Em 2026, celebram-se os 400 anos do início das Reduções Jesuítico-Guarani, tema deste Caderno Fé e Cultura, no Sul do Brasil. Representam um dos episódios mais fascinantes e controversos da história das Américas. Por 130 anos, combinaram relativa autonomia político-econômica indígena com inserção no mundo colonial ibérico. Contudo, era uma aventura liderada por jesuítas, que tinham por meta a inculturação do Evangelho entre os nativos. Para a crítica contemporânea, isso parece imperdoável – ainda que raras vezes os povos indígenas encontrassem uma proposta tão respeitosa com seus direitos.

Uma das maiores injustiças do julgamento contemporâneo das Missões repousa em uma anacronia: julga-se um projeto do século XVII com critérios do século XXI. A economia colonial hispânica repousava sobre a encomienda, que obrigava os indígenas a trabalhar compulsoriamente para os colonos. Nas regiões fronteiriças, bandeirantes paulistas capturavam indígenas para vendê-los como mão de obra escravizada.
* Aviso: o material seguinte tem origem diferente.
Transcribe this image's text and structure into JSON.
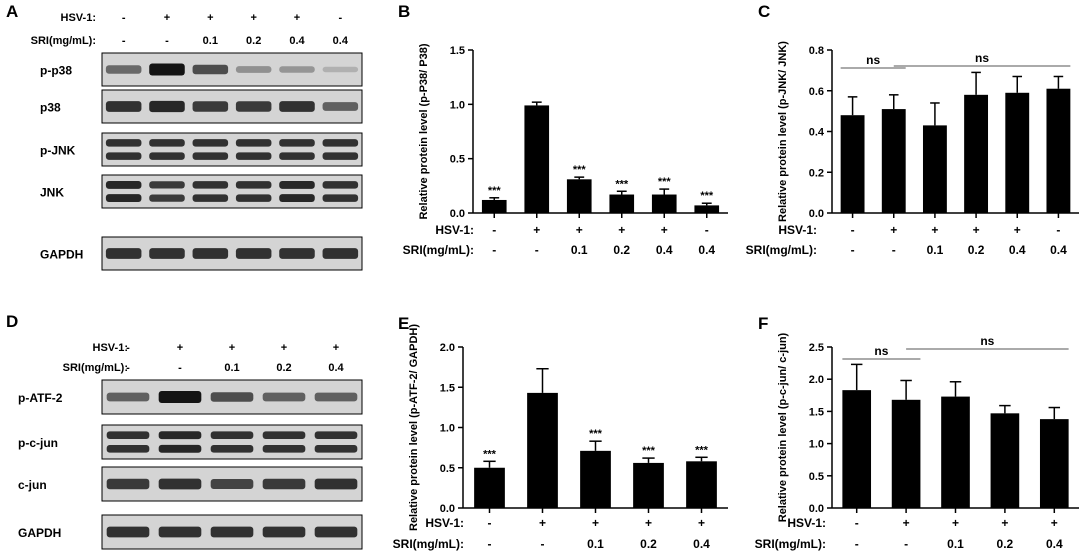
{
  "panels": {
    "A": {
      "label": "A",
      "treatments": [
        {
          "label": "HSV-1:",
          "values": [
            "-",
            "+",
            "+",
            "+",
            "+",
            "-"
          ]
        },
        {
          "label": "SRI(mg/mL):",
          "values": [
            "-",
            "-",
            "0.1",
            "0.2",
            "0.4",
            "0.4"
          ]
        }
      ],
      "rows": [
        {
          "label": "p-p38",
          "intensity": [
            0.55,
            1.0,
            0.7,
            0.35,
            0.32,
            0.18
          ]
        },
        {
          "label": "p38",
          "intensity": [
            0.85,
            0.9,
            0.8,
            0.8,
            0.85,
            0.6
          ]
        },
        {
          "label": "p-JNK",
          "intensity": [
            0.85,
            0.85,
            0.85,
            0.85,
            0.85,
            0.85
          ],
          "double": true
        },
        {
          "label": "JNK",
          "intensity": [
            0.9,
            0.8,
            0.85,
            0.85,
            0.9,
            0.85
          ],
          "double": true
        },
        {
          "label": "GAPDH",
          "intensity": [
            0.85,
            0.85,
            0.85,
            0.85,
            0.85,
            0.85
          ]
        }
      ]
    },
    "D": {
      "label": "D",
      "treatments": [
        {
          "label": "HSV-1:",
          "values": [
            "-",
            "+",
            "+",
            "+",
            "+"
          ]
        },
        {
          "label": "SRI(mg/mL):",
          "values": [
            "-",
            "-",
            "0.1",
            "0.2",
            "0.4"
          ]
        }
      ],
      "rows": [
        {
          "label": "p-ATF-2",
          "intensity": [
            0.6,
            1.0,
            0.7,
            0.6,
            0.6
          ]
        },
        {
          "label": "p-c-jun",
          "intensity": [
            0.85,
            0.9,
            0.85,
            0.85,
            0.85
          ],
          "double": true
        },
        {
          "label": "c-jun",
          "intensity": [
            0.8,
            0.85,
            0.75,
            0.8,
            0.85
          ]
        },
        {
          "label": "GAPDH",
          "intensity": [
            0.85,
            0.85,
            0.85,
            0.85,
            0.85
          ]
        }
      ]
    }
  },
  "chart_data": [
    {
      "panel": "B",
      "type": "bar",
      "ylabel": "Relative protein level (p-P38/ P38)",
      "ylim": [
        0,
        1.5
      ],
      "yticks": [
        "0.0",
        "0.5",
        "1.0",
        "1.5"
      ],
      "values": [
        0.12,
        0.99,
        0.31,
        0.17,
        0.17,
        0.07
      ],
      "errors": [
        0.02,
        0.03,
        0.02,
        0.03,
        0.05,
        0.02
      ],
      "annotations": [
        "***",
        "",
        "***",
        "***",
        "***",
        "***"
      ],
      "treatments": [
        {
          "label": "HSV-1:",
          "values": [
            "-",
            "+",
            "+",
            "+",
            "+",
            "-"
          ]
        },
        {
          "label": "SRI(mg/mL):",
          "values": [
            "-",
            "-",
            "0.1",
            "0.2",
            "0.4",
            "0.4"
          ]
        }
      ],
      "brackets": []
    },
    {
      "panel": "C",
      "type": "bar",
      "ylabel": "Relative protein level (p-JNK/ JNK)",
      "ylim": [
        0,
        0.8
      ],
      "yticks": [
        "0.0",
        "0.2",
        "0.4",
        "0.6",
        "0.8"
      ],
      "values": [
        0.48,
        0.51,
        0.43,
        0.58,
        0.59,
        0.61
      ],
      "errors": [
        0.09,
        0.07,
        0.11,
        0.11,
        0.08,
        0.06
      ],
      "annotations": [
        "",
        "",
        "",
        "",
        "",
        ""
      ],
      "treatments": [
        {
          "label": "HSV-1:",
          "values": [
            "-",
            "+",
            "+",
            "+",
            "+",
            "-"
          ]
        },
        {
          "label": "SRI(mg/mL):",
          "values": [
            "-",
            "-",
            "0.1",
            "0.2",
            "0.4",
            "0.4"
          ]
        }
      ],
      "brackets": [
        {
          "from": 0,
          "to": 1,
          "label": "ns"
        },
        {
          "from": 1,
          "to": 5,
          "label": "ns"
        }
      ]
    },
    {
      "panel": "E",
      "type": "bar",
      "ylabel": "Relative protein level (p-ATF-2/ GAPDH)",
      "ylim": [
        0,
        2.0
      ],
      "yticks": [
        "0.0",
        "0.5",
        "1.0",
        "1.5",
        "2.0"
      ],
      "values": [
        0.5,
        1.43,
        0.71,
        0.56,
        0.58
      ],
      "errors": [
        0.08,
        0.3,
        0.12,
        0.06,
        0.05
      ],
      "annotations": [
        "***",
        "",
        "***",
        "***",
        "***"
      ],
      "treatments": [
        {
          "label": "HSV-1:",
          "values": [
            "-",
            "+",
            "+",
            "+",
            "+"
          ]
        },
        {
          "label": "SRI(mg/mL):",
          "values": [
            "-",
            "-",
            "0.1",
            "0.2",
            "0.4"
          ]
        }
      ],
      "brackets": []
    },
    {
      "panel": "F",
      "type": "bar",
      "ylabel": "Relative protein level (p-c-jun/ c-jun)",
      "ylim": [
        0,
        2.5
      ],
      "yticks": [
        "0.0",
        "0.5",
        "1.0",
        "1.5",
        "2.0",
        "2.5"
      ],
      "values": [
        1.83,
        1.68,
        1.73,
        1.47,
        1.38
      ],
      "errors": [
        0.4,
        0.3,
        0.23,
        0.12,
        0.18
      ],
      "annotations": [
        "",
        "",
        "",
        "",
        ""
      ],
      "treatments": [
        {
          "label": "HSV-1:",
          "values": [
            "-",
            "+",
            "+",
            "+",
            "+"
          ]
        },
        {
          "label": "SRI(mg/mL):",
          "values": [
            "-",
            "-",
            "0.1",
            "0.2",
            "0.4"
          ]
        }
      ],
      "brackets": [
        {
          "from": 0,
          "to": 1,
          "label": "ns"
        },
        {
          "from": 1,
          "to": 4,
          "label": "ns"
        }
      ]
    }
  ]
}
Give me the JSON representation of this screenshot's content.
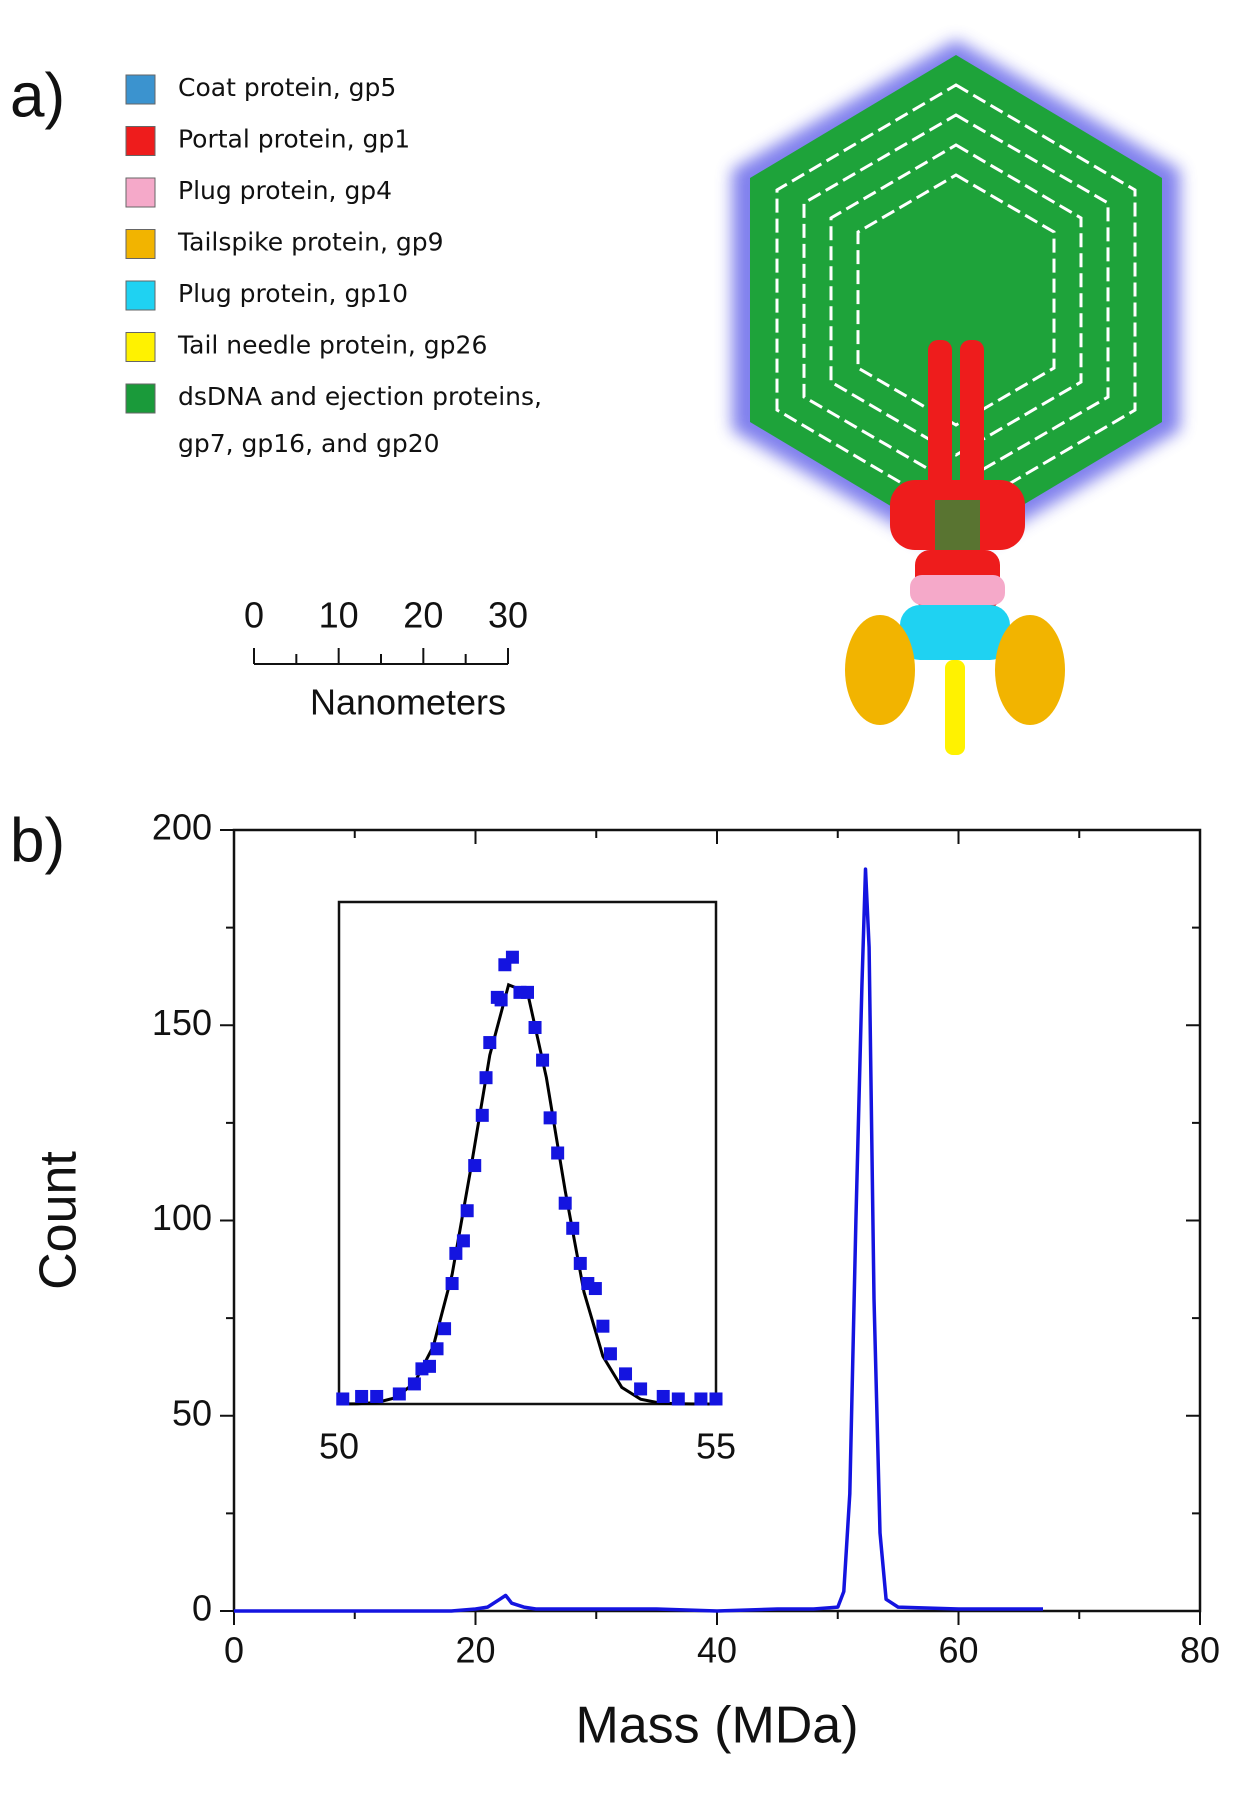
{
  "panel_a": {
    "label": "a)",
    "legend": [
      {
        "lines": [
          "Coat protein, gp5"
        ],
        "color": "#3b93cf"
      },
      {
        "lines": [
          "Portal protein, gp1"
        ],
        "color": "#ee1c1c"
      },
      {
        "lines": [
          "Plug protein, gp4"
        ],
        "color": "#f5a9c9"
      },
      {
        "lines": [
          "Tailspike protein, gp9"
        ],
        "color": "#f2b400"
      },
      {
        "lines": [
          "Plug protein, gp10"
        ],
        "color": "#1fd2f2"
      },
      {
        "lines": [
          "Tail needle protein, gp26"
        ],
        "color": "#fff200"
      },
      {
        "lines": [
          "dsDNA and ejection proteins,",
          "gp7, gp16, and gp20"
        ],
        "color": "#1a9a3a"
      }
    ],
    "scale_bar": {
      "ticks": [
        0,
        10,
        20,
        30
      ],
      "label": "Nanometers"
    }
  },
  "panel_b": {
    "label": "b)"
  },
  "chart_data": [
    {
      "type": "line",
      "xlabel": "Mass (MDa)",
      "ylabel": "Count",
      "color": "#1414e0",
      "x": [
        0,
        5,
        10,
        15,
        18,
        20,
        21,
        22,
        22.5,
        23,
        24,
        25,
        30,
        35,
        40,
        45,
        48,
        50,
        50.5,
        51,
        51.5,
        52,
        52.3,
        52.6,
        53,
        53.5,
        54,
        55,
        60,
        67
      ],
      "values": [
        0,
        0,
        0,
        0,
        0,
        0.5,
        1,
        3,
        4,
        2,
        1,
        0.5,
        0.5,
        0.5,
        0,
        0.5,
        0.5,
        1,
        5,
        30,
        100,
        160,
        190,
        170,
        80,
        20,
        3,
        1,
        0.5,
        0.5
      ],
      "xlim": [
        0,
        80
      ],
      "ylim": [
        0,
        200
      ],
      "xticks": [
        0,
        20,
        40,
        60,
        80
      ],
      "yticks": [
        0,
        50,
        100,
        150,
        200
      ]
    },
    {
      "type": "scatter",
      "color": "#1414e0",
      "x": [
        50.05,
        50.3,
        50.5,
        50.8,
        51.0,
        51.1,
        51.2,
        51.3,
        51.4,
        51.5,
        51.55,
        51.65,
        51.7,
        51.8,
        51.9,
        51.95,
        52.0,
        52.1,
        52.15,
        52.2,
        52.3,
        52.4,
        52.5,
        52.6,
        52.7,
        52.8,
        52.9,
        53.0,
        53.1,
        53.2,
        53.3,
        53.4,
        53.5,
        53.6,
        53.8,
        54.0,
        54.3,
        54.5,
        54.8,
        55.0
      ],
      "values": [
        2,
        3,
        3,
        4,
        8,
        14,
        15,
        22,
        30,
        48,
        60,
        65,
        77,
        95,
        115,
        130,
        144,
        162,
        161,
        175,
        178,
        164,
        164,
        150,
        137,
        114,
        100,
        80,
        70,
        56,
        48,
        46,
        31,
        20,
        12,
        6,
        3,
        2,
        2,
        2
      ],
      "fit": {
        "color": "#000000",
        "x": [
          50,
          50.25,
          50.5,
          50.75,
          51,
          51.25,
          51.5,
          51.75,
          52,
          52.25,
          52.5,
          52.75,
          53,
          53.25,
          53.5,
          53.75,
          54,
          54.25,
          54.5,
          54.75,
          55
        ],
        "values": [
          0,
          0.1,
          0.6,
          2.5,
          8.4,
          23,
          51.6,
          94,
          139,
          167,
          164,
          130,
          85,
          44.6,
          19,
          6.6,
          1.9,
          0.4,
          0.1,
          0,
          0
        ]
      },
      "xlim": [
        50,
        55
      ],
      "ylim": [
        0,
        200
      ],
      "xticks": [
        50,
        55
      ]
    }
  ]
}
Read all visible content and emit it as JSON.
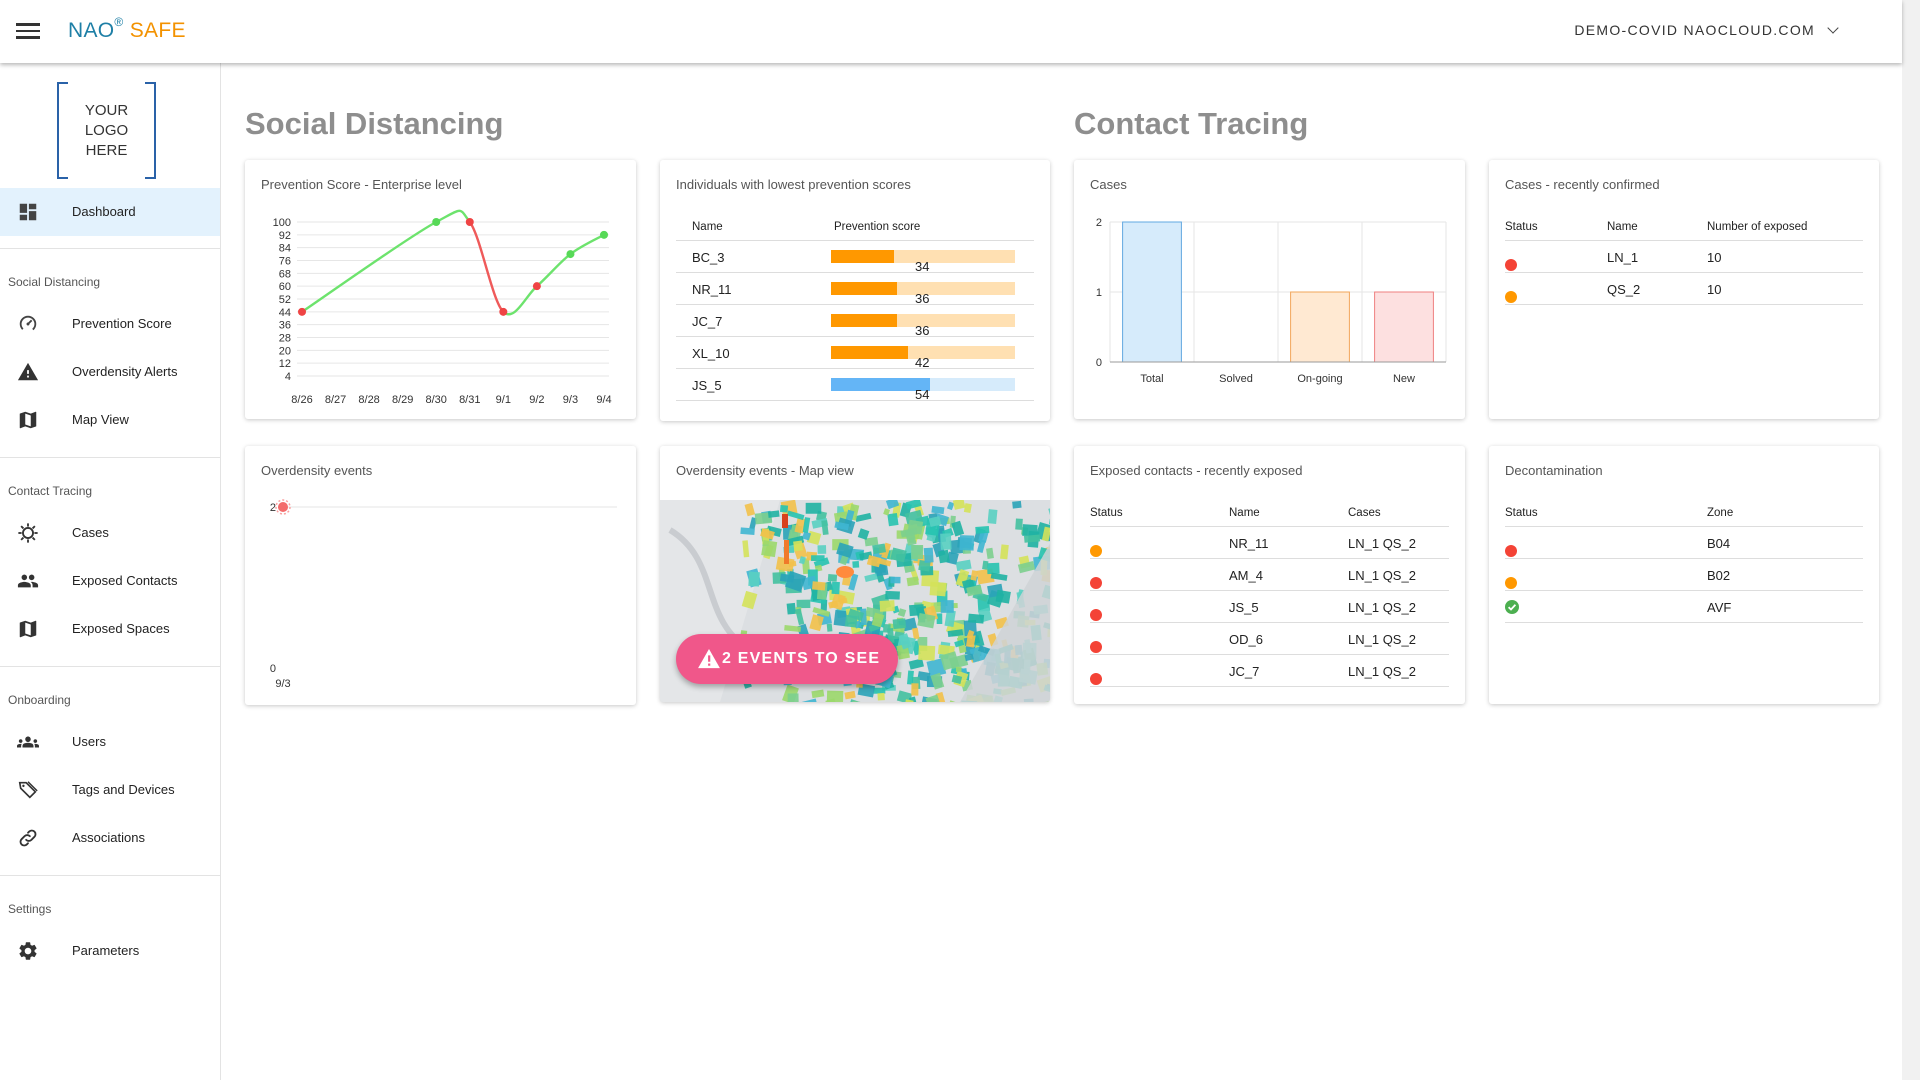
{
  "header": {
    "brand_nao": "NAO",
    "brand_reg": "®",
    "brand_safe": "SAFE",
    "domain": "DEMO-COVID NAOCLOUD.COM"
  },
  "sidebar": {
    "logo_lines": [
      "YOUR",
      "LOGO",
      "HERE"
    ],
    "dashboard": "Dashboard",
    "sections": [
      {
        "title": "Social Distancing",
        "items": [
          {
            "label": "Prevention Score",
            "icon": "gauge-icon"
          },
          {
            "label": "Overdensity Alerts",
            "icon": "warning-icon"
          },
          {
            "label": "Map View",
            "icon": "map-icon"
          }
        ]
      },
      {
        "title": "Contact Tracing",
        "items": [
          {
            "label": "Cases",
            "icon": "virus-icon"
          },
          {
            "label": "Exposed Contacts",
            "icon": "people-icon"
          },
          {
            "label": "Exposed Spaces",
            "icon": "map-icon"
          }
        ]
      },
      {
        "title": "Onboarding",
        "items": [
          {
            "label": "Users",
            "icon": "group-icon"
          },
          {
            "label": "Tags and Devices",
            "icon": "tags-icon"
          },
          {
            "label": "Associations",
            "icon": "link-icon"
          }
        ]
      },
      {
        "title": "Settings",
        "items": [
          {
            "label": "Parameters",
            "icon": "gear-icon"
          }
        ]
      }
    ]
  },
  "social_distancing": {
    "title": "Social Distancing",
    "prevention_score": {
      "title": "Prevention Score - Enterprise level"
    },
    "lowest_scores": {
      "title": "Individuals with lowest prevention scores",
      "headers": [
        "Name",
        "Prevention score"
      ],
      "rows": [
        {
          "name": "BC_3",
          "score": 34
        },
        {
          "name": "NR_11",
          "score": 36
        },
        {
          "name": "JC_7",
          "score": 36
        },
        {
          "name": "XL_10",
          "score": 42
        },
        {
          "name": "JS_5",
          "score": 54
        }
      ]
    },
    "overdensity": {
      "title": "Overdensity events"
    },
    "map": {
      "title": "Overdensity events - Map view",
      "button": "2 EVENTS TO SEE"
    }
  },
  "contact_tracing": {
    "title": "Contact Tracing",
    "cases": {
      "title": "Cases"
    },
    "recent_cases": {
      "title": "Cases - recently confirmed",
      "headers": [
        "Status",
        "Name",
        "Number of exposed"
      ],
      "rows": [
        {
          "status": "red",
          "name": "LN_1",
          "exposed": "10"
        },
        {
          "status": "orange",
          "name": "QS_2",
          "exposed": "10"
        }
      ]
    },
    "exposed_contacts": {
      "title": "Exposed contacts - recently exposed",
      "headers": [
        "Status",
        "Name",
        "Cases"
      ],
      "rows": [
        {
          "status": "orange",
          "name": "NR_11",
          "cases": "LN_1 QS_2"
        },
        {
          "status": "red",
          "name": "AM_4",
          "cases": "LN_1 QS_2"
        },
        {
          "status": "red",
          "name": "JS_5",
          "cases": "LN_1 QS_2"
        },
        {
          "status": "red",
          "name": "OD_6",
          "cases": "LN_1 QS_2"
        },
        {
          "status": "red",
          "name": "JC_7",
          "cases": "LN_1 QS_2"
        }
      ]
    },
    "decontamination": {
      "title": "Decontamination",
      "headers": [
        "Status",
        "Zone"
      ],
      "rows": [
        {
          "status": "red",
          "zone": "B04"
        },
        {
          "status": "orange",
          "zone": "B02"
        },
        {
          "status": "green-check",
          "zone": "AVF"
        }
      ]
    }
  },
  "colors": {
    "red": "#f44336",
    "orange": "#ff9800",
    "green": "#4caf50",
    "blue_bar": "#64b5f6",
    "score_low": "#ff9800",
    "score_track_low": "#ffe0b2",
    "score_track_high": "#d6ebfb",
    "accent": "#1e7fa6",
    "pink": "#f0578a"
  },
  "chart_data": [
    {
      "type": "line",
      "title": "Prevention Score - Enterprise level",
      "categories": [
        "8/26",
        "8/27",
        "8/28",
        "8/29",
        "8/30",
        "8/31",
        "9/1",
        "9/2",
        "9/3",
        "9/4"
      ],
      "values": [
        44,
        null,
        null,
        null,
        100,
        100,
        44,
        60,
        80,
        92
      ],
      "yticks": [
        100,
        92,
        84,
        76,
        68,
        60,
        52,
        44,
        36,
        28,
        20,
        12,
        4
      ],
      "ylim": [
        4,
        100
      ],
      "grid": true
    },
    {
      "type": "scatter",
      "title": "Overdensity events",
      "x": [
        "9/3"
      ],
      "values": [
        2
      ],
      "yticks": [
        2,
        0
      ],
      "ylim": [
        0,
        2
      ]
    },
    {
      "type": "bar",
      "title": "Cases",
      "categories": [
        "Total",
        "Solved",
        "On-going",
        "New"
      ],
      "values": [
        2,
        0,
        1,
        1
      ],
      "ylim": [
        0,
        2
      ],
      "yticks": [
        2,
        1,
        0
      ],
      "grid": true
    }
  ]
}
Os jesuítas se recusaram a compactuar com este sistema. A evangelização implicava o reconhecimento da dignidade do evangelizado. Mas, ao fazerem isso, entraram em choque com o poder colonial – e pagaram um preço caro: as Reduções foram destruídas por tropas espanholas e portuguesas, em 1756, e os jesuítas terminaram expulsos: em 1759, de Portugal e suas colônias; e, em 1767, da Espanha e seus domínios.
As comunidades guaranis, ainda que sob a tutela jesuíta (condição essencial para terem a anuência dos governos coloniais) gozavam da possibilidade de manter uma estrutura sociopolítica e econômica semelhante à original, além de terem desenvolvido atividades econômicas que as tornavam muitas vezes mais bem-sucedidas do que os colonos europeus.
Por outro lado, os brancos pobres do interior colonial, ainda que não vivessem sob a tutela jesuíta, também não gozavam do que hoje chamaríamos de autonomia pessoal. Viviam sob dominação e coerção que seriam hoje consideradas intoleráveis. Eram recrutados à força para guerras fronteiriças, presos por dívidas que não conseguiam pagar, submetidos a castigos corporais como forma de disciplina.
Os povos indígenas brasileiros, até o século XX, fora da ação dos missionários, enfrentaram apenas práticas de extermínio. O século XIX foi devastador. Políticas de ‘‘integração’’ confiscaram territórios indígenas, proibiram línguas originárias e apagaram identidades. Entre 1915 e 1970, em um início de mudanças de paradigma, o Serviço de Proteção ao Índio confinava povos em reservas minúsculas, incapazes de sustentar ciclos tradicionais de caça, pesca e agricultura. Somente com a Constituição de 1988, os povos indígenas foram reconhecidos como sujeitos de direito com organização social, línguas e tradições próprias que o Estado tem obrigação de proteger – a Constituição chegou tardiamente a algo que os jesuítas, com os limites do seu tempo, já sabiam: direito a território, economia e forma de vida próprios. Contudo, mesmo assim, até hoje as terras indígenas, na prática, estão continuamente ameaçadas por invasões, pelo desrespeito aos direitos da população local e pela falta de alternativas econômicas viáveis para sua sobrevivência.
Para a mentalidade atual, o grande escândalo das missões em terras indígenas, nas reduções e fora delas, é a questão cultural. Os jesuítas mantiveram o idioma guarani, com direito a gramáticas e livros impressos; valorizaram a sensibilidade artística, desenvolvendo o barroco missioneiro e incorporando músicas e rituais às festividades cristãs, preservaram a autoridade política dos caciques e mantiveram o abambaé – propriedade familiar – e o tupambaé – propriedade coletiva. O problema reside na questão religiosa.
Os jesuítas tinham a convicção de que a fé cristã era necessária para a salvação. Daí derivavam consequências culturais precisas, como a adoção da monogamia e o desencorajamento do xamanismo. O julgamento desses custos culturais depende de uma pergunta que nenhuma documentação histórica pode responder: a fé cristã torna as pessoas mais felizes? Se a resposta for sim, as transformações podem ser interpretadas como um ganho efetivo – afinal, nenhuma cultura é estática e imune à relação com as demais. Se for não, os jesuítas praticaram uma violência simbólica que não se redime pelas boas intenções.
Infelizmente, o julgamento histórico das Reduções não está sendo feito a partir daquilo que representaram para os indígenas de seu tempo, mas do que podem representar para as pessoas de hoje e suas lutas políticas. Não nos cabe fazer mais um julgamento, mas, sim, dar o testemunho de que o ideal que motivou aqueles missionários ainda é válido nos tempos atuais.